Trichomoniasis often has no symptoms, especially in men.
When symptoms do occur, they can begin anywhere from three to 28 days after being infected.
The most common symptoms among women are:
- vaginal discharge, which may be white, gray, yellow, or green and usually has an unpleasant smell
- blood spotting
- burning or itching sensation in the genitals
- genital redness or swelling
- an urge to urinate frequently
- pain during urination or sexual intercourse
The most common symptoms among men are:
- discharge from the urethra
- burning during urination or after ejaculation
- an urge to urinate frequently
A one-celled protozoan organism called Trichomonas vaginalis causes trichomoniasis. This tiny parasite travels from person to person via genital contact during sexual intercourse.
Trichomoniasis is more common in women than in men. It is more common among older women than younger women.
Additional risk factors include having multiple sexual partners, a history of other STIs, previous trichomoniasis infections, and having sex without a condom.
Because the symptoms of trichomoniasis are similar to those of other STIs, it cannot be diagnosed based only on symptoms. You will need to see a doctor for a physical exam and laboratory tests.
There are a number of different tests that can be used to diagnose trichomoniasis, including:
- cell cultures
- antigen tests (antibodies bind if the Trichomonas parasite is present, causing a color change that indicates infection)
- tests that look for the presence of Trichomonas DNA
- examining samples of vaginal fluid (for women) or urine (for men) under a microscope
A trichomoniasis infection may make it easier to contract other STIs, particularly HIV. This is because the genital inflammation caused by trichomoniasis makes it easier for someone to become infected with HIV and to spread the virus to someone else.

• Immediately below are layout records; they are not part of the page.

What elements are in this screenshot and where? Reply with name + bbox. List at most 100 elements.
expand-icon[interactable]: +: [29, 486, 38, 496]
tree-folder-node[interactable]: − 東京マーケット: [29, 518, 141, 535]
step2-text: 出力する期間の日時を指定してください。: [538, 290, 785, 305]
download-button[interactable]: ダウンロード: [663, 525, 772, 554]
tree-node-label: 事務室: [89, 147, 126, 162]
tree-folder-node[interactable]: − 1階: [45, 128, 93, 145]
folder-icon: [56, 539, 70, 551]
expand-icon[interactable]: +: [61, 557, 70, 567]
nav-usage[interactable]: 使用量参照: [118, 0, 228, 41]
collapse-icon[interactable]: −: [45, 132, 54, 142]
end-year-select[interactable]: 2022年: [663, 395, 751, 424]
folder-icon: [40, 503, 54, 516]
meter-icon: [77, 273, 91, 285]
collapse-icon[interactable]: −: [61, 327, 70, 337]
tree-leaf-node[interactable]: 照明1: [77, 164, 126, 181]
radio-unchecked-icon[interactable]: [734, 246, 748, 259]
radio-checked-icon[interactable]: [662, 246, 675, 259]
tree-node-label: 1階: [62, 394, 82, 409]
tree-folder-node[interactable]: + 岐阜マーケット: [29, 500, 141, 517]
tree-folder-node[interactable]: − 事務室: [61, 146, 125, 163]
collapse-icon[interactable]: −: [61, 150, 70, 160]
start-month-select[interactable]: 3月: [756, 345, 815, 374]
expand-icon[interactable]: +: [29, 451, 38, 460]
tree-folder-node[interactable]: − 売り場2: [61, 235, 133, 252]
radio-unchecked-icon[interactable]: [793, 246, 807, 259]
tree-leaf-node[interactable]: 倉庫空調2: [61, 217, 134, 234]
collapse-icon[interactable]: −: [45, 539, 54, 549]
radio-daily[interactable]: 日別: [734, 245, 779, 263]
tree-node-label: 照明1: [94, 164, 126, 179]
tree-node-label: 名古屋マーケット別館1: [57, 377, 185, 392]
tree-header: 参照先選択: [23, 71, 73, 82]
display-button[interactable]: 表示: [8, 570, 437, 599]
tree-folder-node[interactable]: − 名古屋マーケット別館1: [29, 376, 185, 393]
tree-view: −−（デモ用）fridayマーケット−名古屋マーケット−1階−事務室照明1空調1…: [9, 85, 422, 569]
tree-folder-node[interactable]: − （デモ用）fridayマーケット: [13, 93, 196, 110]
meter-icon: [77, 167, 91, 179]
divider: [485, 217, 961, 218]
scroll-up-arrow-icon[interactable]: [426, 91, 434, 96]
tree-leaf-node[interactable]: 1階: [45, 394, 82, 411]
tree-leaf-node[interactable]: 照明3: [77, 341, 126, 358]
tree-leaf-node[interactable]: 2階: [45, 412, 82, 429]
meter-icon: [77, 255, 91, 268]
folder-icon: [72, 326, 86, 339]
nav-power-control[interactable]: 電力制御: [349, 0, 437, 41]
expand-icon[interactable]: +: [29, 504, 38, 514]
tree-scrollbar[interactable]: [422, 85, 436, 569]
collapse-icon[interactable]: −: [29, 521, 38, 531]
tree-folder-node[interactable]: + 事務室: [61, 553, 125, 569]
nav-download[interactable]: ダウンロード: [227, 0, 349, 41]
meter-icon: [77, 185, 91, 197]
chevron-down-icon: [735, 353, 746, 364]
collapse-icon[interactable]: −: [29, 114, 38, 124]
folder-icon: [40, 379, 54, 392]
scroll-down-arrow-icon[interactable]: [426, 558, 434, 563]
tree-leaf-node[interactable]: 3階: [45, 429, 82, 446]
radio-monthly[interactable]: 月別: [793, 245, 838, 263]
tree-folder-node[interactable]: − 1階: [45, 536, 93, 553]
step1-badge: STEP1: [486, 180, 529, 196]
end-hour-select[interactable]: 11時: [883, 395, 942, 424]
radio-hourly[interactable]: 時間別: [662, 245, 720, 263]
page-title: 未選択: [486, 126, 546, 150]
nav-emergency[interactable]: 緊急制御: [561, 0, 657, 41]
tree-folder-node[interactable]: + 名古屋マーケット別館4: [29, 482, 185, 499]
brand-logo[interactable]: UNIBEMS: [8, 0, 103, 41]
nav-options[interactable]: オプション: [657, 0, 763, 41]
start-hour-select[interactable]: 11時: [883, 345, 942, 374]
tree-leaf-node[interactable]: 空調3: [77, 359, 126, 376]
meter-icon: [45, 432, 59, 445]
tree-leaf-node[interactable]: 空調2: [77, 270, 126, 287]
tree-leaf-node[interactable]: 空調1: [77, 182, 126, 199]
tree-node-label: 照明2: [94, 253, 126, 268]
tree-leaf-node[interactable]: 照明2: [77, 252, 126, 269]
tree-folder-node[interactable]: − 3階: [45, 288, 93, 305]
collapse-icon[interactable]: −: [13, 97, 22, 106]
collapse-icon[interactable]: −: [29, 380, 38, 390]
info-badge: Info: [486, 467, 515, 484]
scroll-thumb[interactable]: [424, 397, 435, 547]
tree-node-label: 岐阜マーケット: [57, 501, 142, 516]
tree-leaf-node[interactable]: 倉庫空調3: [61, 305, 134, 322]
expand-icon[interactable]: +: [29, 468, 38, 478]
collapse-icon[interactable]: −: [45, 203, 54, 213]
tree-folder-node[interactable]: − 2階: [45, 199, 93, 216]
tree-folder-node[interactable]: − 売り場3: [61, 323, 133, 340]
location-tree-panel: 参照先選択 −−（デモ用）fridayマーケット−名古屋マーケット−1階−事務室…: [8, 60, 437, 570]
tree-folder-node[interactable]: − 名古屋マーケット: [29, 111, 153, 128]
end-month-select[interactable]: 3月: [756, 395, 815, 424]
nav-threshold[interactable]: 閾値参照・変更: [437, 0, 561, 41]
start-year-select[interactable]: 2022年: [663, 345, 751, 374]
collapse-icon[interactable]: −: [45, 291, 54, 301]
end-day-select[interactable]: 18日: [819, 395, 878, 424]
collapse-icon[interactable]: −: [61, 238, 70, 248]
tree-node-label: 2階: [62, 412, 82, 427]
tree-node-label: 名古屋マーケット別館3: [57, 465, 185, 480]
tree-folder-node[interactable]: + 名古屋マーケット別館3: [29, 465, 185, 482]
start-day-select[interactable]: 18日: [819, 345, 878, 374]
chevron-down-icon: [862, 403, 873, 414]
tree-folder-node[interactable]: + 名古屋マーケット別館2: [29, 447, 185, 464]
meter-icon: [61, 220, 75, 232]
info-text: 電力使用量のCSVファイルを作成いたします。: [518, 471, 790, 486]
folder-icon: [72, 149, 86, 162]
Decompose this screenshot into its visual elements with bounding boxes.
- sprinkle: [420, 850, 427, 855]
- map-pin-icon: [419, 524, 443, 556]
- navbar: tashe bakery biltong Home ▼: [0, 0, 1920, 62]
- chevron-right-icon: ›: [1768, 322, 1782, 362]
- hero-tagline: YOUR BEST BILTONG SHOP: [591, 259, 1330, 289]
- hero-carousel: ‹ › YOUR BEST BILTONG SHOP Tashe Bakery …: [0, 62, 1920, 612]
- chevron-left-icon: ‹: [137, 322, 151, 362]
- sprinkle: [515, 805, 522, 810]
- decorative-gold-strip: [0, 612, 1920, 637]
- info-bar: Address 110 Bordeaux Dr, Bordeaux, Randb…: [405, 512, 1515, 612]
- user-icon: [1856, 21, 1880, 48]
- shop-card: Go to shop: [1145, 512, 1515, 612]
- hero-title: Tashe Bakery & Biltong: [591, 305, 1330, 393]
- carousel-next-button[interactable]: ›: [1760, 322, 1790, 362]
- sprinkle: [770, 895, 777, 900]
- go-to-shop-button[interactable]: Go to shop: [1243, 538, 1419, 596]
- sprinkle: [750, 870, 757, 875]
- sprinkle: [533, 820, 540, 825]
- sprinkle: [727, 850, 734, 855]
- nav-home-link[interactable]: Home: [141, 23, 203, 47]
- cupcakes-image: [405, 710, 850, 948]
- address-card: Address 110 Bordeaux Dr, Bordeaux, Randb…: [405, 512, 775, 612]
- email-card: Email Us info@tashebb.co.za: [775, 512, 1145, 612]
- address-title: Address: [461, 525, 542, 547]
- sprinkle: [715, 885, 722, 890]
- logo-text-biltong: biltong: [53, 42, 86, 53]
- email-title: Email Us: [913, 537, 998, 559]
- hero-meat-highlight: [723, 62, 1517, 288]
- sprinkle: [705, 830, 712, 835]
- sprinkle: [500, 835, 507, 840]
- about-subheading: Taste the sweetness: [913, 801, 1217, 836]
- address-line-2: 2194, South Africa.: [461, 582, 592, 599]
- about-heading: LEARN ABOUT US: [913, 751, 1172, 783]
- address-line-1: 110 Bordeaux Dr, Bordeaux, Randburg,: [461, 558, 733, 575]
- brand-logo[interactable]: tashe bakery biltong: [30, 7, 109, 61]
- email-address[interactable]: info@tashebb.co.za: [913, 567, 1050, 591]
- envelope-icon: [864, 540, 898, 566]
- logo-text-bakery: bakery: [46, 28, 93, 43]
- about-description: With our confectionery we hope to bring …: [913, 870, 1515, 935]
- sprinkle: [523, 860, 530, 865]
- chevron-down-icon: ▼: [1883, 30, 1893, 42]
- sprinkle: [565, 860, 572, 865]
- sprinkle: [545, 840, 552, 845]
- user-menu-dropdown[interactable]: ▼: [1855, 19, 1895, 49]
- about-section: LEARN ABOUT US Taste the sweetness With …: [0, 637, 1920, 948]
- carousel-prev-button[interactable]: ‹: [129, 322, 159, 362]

For pregnant women, trichomoniasis can cause additional complications. Pregnant women with trichomoniasis are more likely to deliver prematurely and to deliver a baby with low birth weight. It is also possible to transmit the infection to the baby during delivery.
Trichomoniasis can be cured with a single dose of antibiotics. You may be prescribed either metronidazole (Flagyl, Tindamax) or tinidazole. It is also important for any of your sexual partners to take the medication too, whether or not they have experienced any symptoms.
You should not drink any alcohol for the first 24 hours after taking a dose of metronidazole and for the first 72 hours after a dose of tinidazole, as it can cause severe nausea and vomiting.
You will need to avoid sexual contact until the infection clears. This typically takes about a week.
Without treatment, a trichomoniasis infection can last for months or even years. With treatment, though, trichomoniasis is usually cured within a week.
Even after treatment, it is possible to contract trichomoniasis again. You can reduce the odds of having the infection recur by making sure all of your sexual partners get treatment and waiting for the infection to clear completely before engaging in sexual activity again. It is recommend you wait one week after taking the medication you have been prescribed before resuming sexual activity.
The only way to fully prevent trichomoniasis is to abstain from any sexual activity.
If you are sexually active, using latex condoms during sexual intercourse will reduce your chances of contracting trichomoniasis and other STIs. However, because condoms do not cover everything, it is still possible to contract, or transmit, trichomoniasis when using a condom.
If you have trichomoniasis, you should inform your sexual partners of your infection and avoid sex until you have finished treatment. Your partner should also be tested and treated for trichomoniasis.